次のターゲットは、この人。

 

考古学博士から「煌めきの古壺」を盗んだ大学の准教授。

 

世紀の大発見を横取りしようなんて許せないわ。

 

准教授の顔写真を貼って裏の手配書も出来た事だし、

あとはどうやって煌めきの古壺を取り返すかね。

 

めぐみは、准教授のお屋敷の見取り図を広げます。

 

私の情報網によると、煌めきの古壺は一番奥の部屋にあるタンスの中に隠してあって、

この部屋に警察官が配備されるはずだわ。

 

侵入経路と逃走経路も、これで良しっと。

 

では、お約束の予告状ね。

怪盗バタフライ仮面からの予告状

 

弟子

大変です!准教授。

怪盗バタフライ仮面から予告状が送られて来ました。

准教授

なにっ!この壺は今から3千年も前の物で、1億の値が付く壺。

この煌めきの古壺に目を付けるとは、さすがはバタフライ仮面だな。

弟子

しかし、この壺は博士から盗んだ物です。

早く売ってしまう必要があります。

准教授

だが、バタフライ仮面が指定した時間までには間に合わん。

弟子

被害届けも出ていますし、警察を呼ぶ事も出来ません。

准教授

私に考えがある。

そう言うと、准教授は、倉庫から別の物を出して来ました。

 

准教授

この「卑弥呼の腕輪」が狙われているという事にして

警備を依頼しよう。

バタフライ仮面に変身して怪盗稼業に出発よっ

 

バタフライ(有)

警察官達がたくさん集まっているわ。

これだけの数なら、やりがいがあるってものね。

おまけにカメラマンまで。私の知名度が、また上がるわね。

今日も警察官と勝負よ!

バタフライ仮面に変身しためぐみは予告した時刻に准教授のお屋敷へとやって来ます。

 

バタフライ(有)

怪盗バタフライ仮面、参上ーっ!

巡査部長

現れたな!怪盗バタフライ仮面。

早速、バタフライ仮面は一番奥にある部屋へと向かいます。

 

警察官達が追いかける中、バタフライ仮面は屋敷中の電気を消してしまいます。

 

巡査部長

真っ暗になったぞ!何も見えん。

そして、バタフライ仮面はタンスの中に隠してあった煌めきの古壺を奪い、

一番奥の部屋から出た後、部屋の電気を元に戻します。

 

巡査部長

おっ、明かりがついたぞ。

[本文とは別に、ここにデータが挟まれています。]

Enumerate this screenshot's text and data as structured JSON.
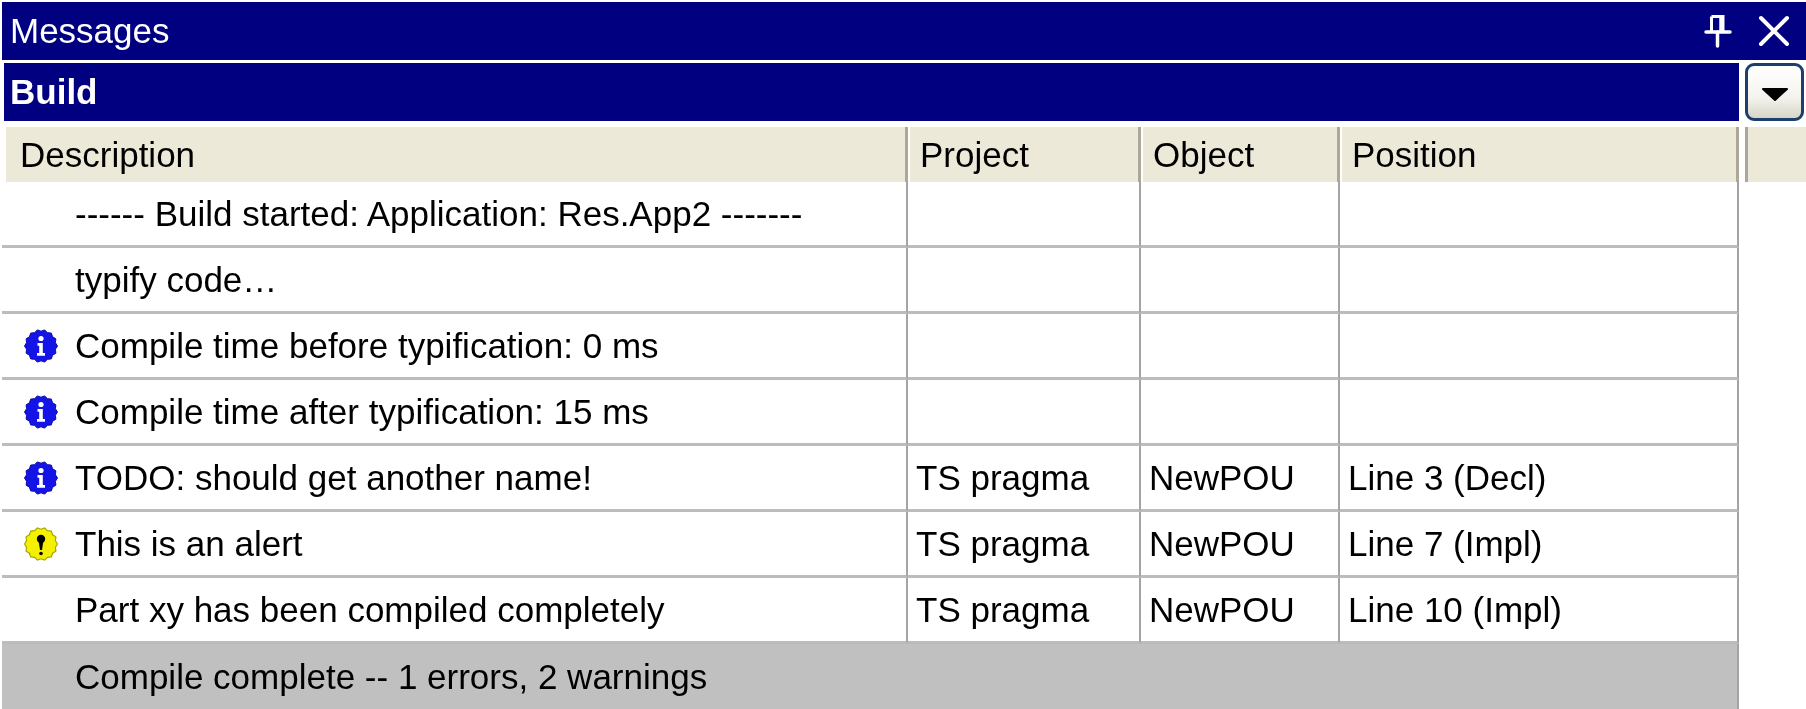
{
  "window": {
    "title": "Messages"
  },
  "category_selector": {
    "value": "Build"
  },
  "table": {
    "columns": [
      "Description",
      "Project",
      "Object",
      "Position"
    ],
    "rows": [
      {
        "kind": "plain",
        "description": "------ Build started: Application: Res.App2 -------"
      },
      {
        "kind": "plain",
        "description": "typify code…"
      },
      {
        "kind": "info",
        "description": "Compile time before typification: 0 ms"
      },
      {
        "kind": "info",
        "description": "Compile time after typification: 15 ms"
      },
      {
        "kind": "info",
        "description": "TODO: should get another name!",
        "project": "TS pragma",
        "object": "NewPOU",
        "position": "Line 3 (Decl)"
      },
      {
        "kind": "alert",
        "description": "This is an alert",
        "project": "TS pragma",
        "object": "NewPOU",
        "position": "Line 7 (Impl)"
      },
      {
        "kind": "plain",
        "description": "Part xy has been compiled completely",
        "project": "TS pragma",
        "object": "NewPOU",
        "position": "Line 10 (Impl)"
      }
    ],
    "summary": "Compile complete -- 1 errors, 2 warnings"
  }
}
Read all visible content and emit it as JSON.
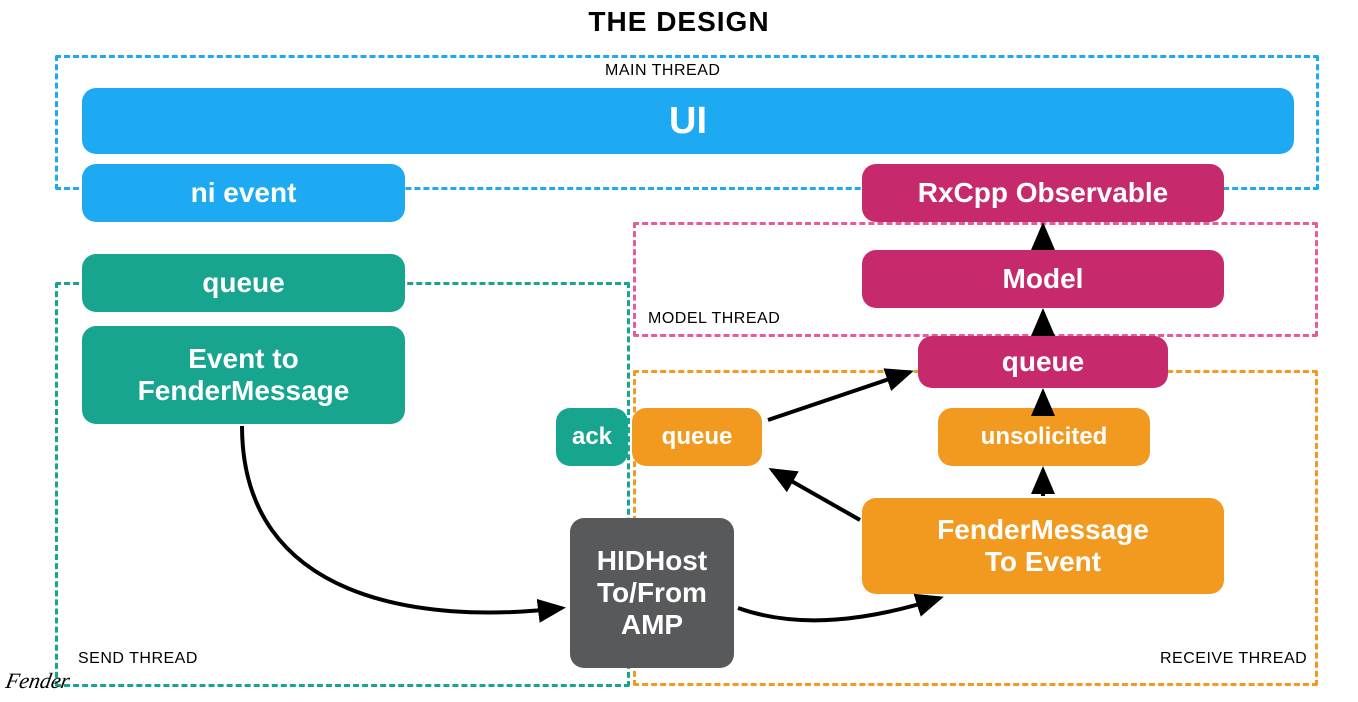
{
  "title": "THE DESIGN",
  "threads": {
    "main": {
      "label": "MAIN THREAD",
      "color": "#1ea9f3"
    },
    "send": {
      "label": "SEND THREAD",
      "color": "#17a58f"
    },
    "model": {
      "label": "MODEL THREAD",
      "color": "#e85a9b"
    },
    "receive": {
      "label": "RECEIVE THREAD",
      "color": "#f29a1f"
    }
  },
  "nodes": {
    "ui": {
      "label": "UI",
      "color": "blue"
    },
    "ni_event": {
      "label": "ni event",
      "color": "blue"
    },
    "queue_send": {
      "label": "queue",
      "color": "teal"
    },
    "event_to_fm": {
      "label": "Event to\nFenderMessage",
      "color": "teal"
    },
    "ack": {
      "label": "ack",
      "color": "teal"
    },
    "rx_observable": {
      "label": "RxCpp Observable",
      "color": "pink"
    },
    "model": {
      "label": "Model",
      "color": "pink"
    },
    "queue_model": {
      "label": "queue",
      "color": "pink"
    },
    "queue_recv": {
      "label": "queue",
      "color": "orange"
    },
    "unsolicited": {
      "label": "unsolicited",
      "color": "orange"
    },
    "fm_to_event": {
      "label": "FenderMessage\nTo Event",
      "color": "orange"
    },
    "hidhost": {
      "label": "HIDHost\nTo/From\nAMP",
      "color": "gray"
    }
  },
  "edges": [
    {
      "from": "event_to_fm",
      "to": "hidhost"
    },
    {
      "from": "hidhost",
      "to": "fm_to_event"
    },
    {
      "from": "fm_to_event",
      "to": "unsolicited"
    },
    {
      "from": "fm_to_event",
      "to": "queue_recv"
    },
    {
      "from": "unsolicited",
      "to": "queue_model"
    },
    {
      "from": "queue_recv",
      "to": "queue_model"
    },
    {
      "from": "queue_model",
      "to": "model"
    },
    {
      "from": "model",
      "to": "rx_observable"
    }
  ],
  "logo": "Fender"
}
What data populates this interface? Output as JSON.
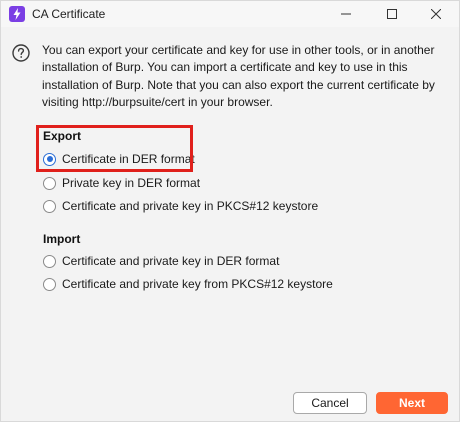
{
  "window": {
    "title": "CA Certificate"
  },
  "description": "You can export your certificate and key for use in other tools, or in another installation of Burp. You can import a certificate and key to use in this installation of Burp. Note that you can also export the current certificate by visiting http://burpsuite/cert in your browser.",
  "export": {
    "title": "Export",
    "options": [
      {
        "label": "Certificate in DER format",
        "checked": true
      },
      {
        "label": "Private key in DER format",
        "checked": false
      },
      {
        "label": "Certificate and private key in PKCS#12 keystore",
        "checked": false
      }
    ]
  },
  "import": {
    "title": "Import",
    "options": [
      {
        "label": "Certificate and private key in DER format",
        "checked": false
      },
      {
        "label": "Certificate and private key from PKCS#12 keystore",
        "checked": false
      }
    ]
  },
  "buttons": {
    "cancel": "Cancel",
    "next": "Next"
  },
  "colors": {
    "accent": "#ff6633",
    "radio_selected": "#2b6ed6",
    "highlight_box": "#e0201b"
  }
}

しかし、卑弥呼の腕輪は無事だぞ。

一体、バタフライ仮面は何を盗んだんだ?

そして、盗んだ犯人を暴露!

 

バタフライ仮面が、吹き抜けのあるフロアーへ行くと、

1階には大勢の警察官や警備員、そして、准教授達が集まっていました。

 

また、弟子である准教授が狙われていると聞いて後から博士も駆けつけていました。

 

そして、2階からこの事件についての真相を語り始めます。

 

バタフライ(有)

確かに煌めきの古壺は頂いたわ。

巡査部長

なんだ、卑弥呼の腕輪じゃなかったのか?

博士

そ、それは、私が盗まれた煌めきの古壺!どうしてここに?

警部

准教授、これはどういう事だ?

准教授

な、何かの間違いでは?

バタフライ(有)

とぼけても無駄よ。

例によってバタフライ仮面は2階から裏の手配書を投下します。

 

それを見た警部と博士は、准教授が犯人である事を確信します。

 

博士

どうしてこんな事をしたんだね。

准教授

す、すみません。つい出来心で・・・。

警部

署で詳しい話を聞かせてもらおうか。

准教授達は連行されて行きます。

 

バタフライ(有)

それでは、私はこれで失礼。

バタフライ仮面は、風船で飛び立って行きます。

取り戻したお宝を持ち主に返して一件落着

 

博士

まさか准教授が犯人だったとは思わなかった。

そして、今度はバタフライ仮面に盗まれてしまった。

トシ

大丈夫ですよ。バタフライ仮面は准教授から壺を取り戻しただけです。

家に帰ってみれば、分かりますよ。

博士

そうなのか!

博士が家に帰ってみると、博士の部屋の机の上には、

ちゃんと煌めきの古壺が置いてありました。

 

博士

おおーっ、これは間違い無く私の煌めきの古壺!

ありがとうバタフライ仮面。

その様子をバタフライ仮面は空から見ていました。

 

怪盗075

イラスト by りるくてぃ



バタフライ(有)

ウフフ・・・。これだから怪盗は止められないな~。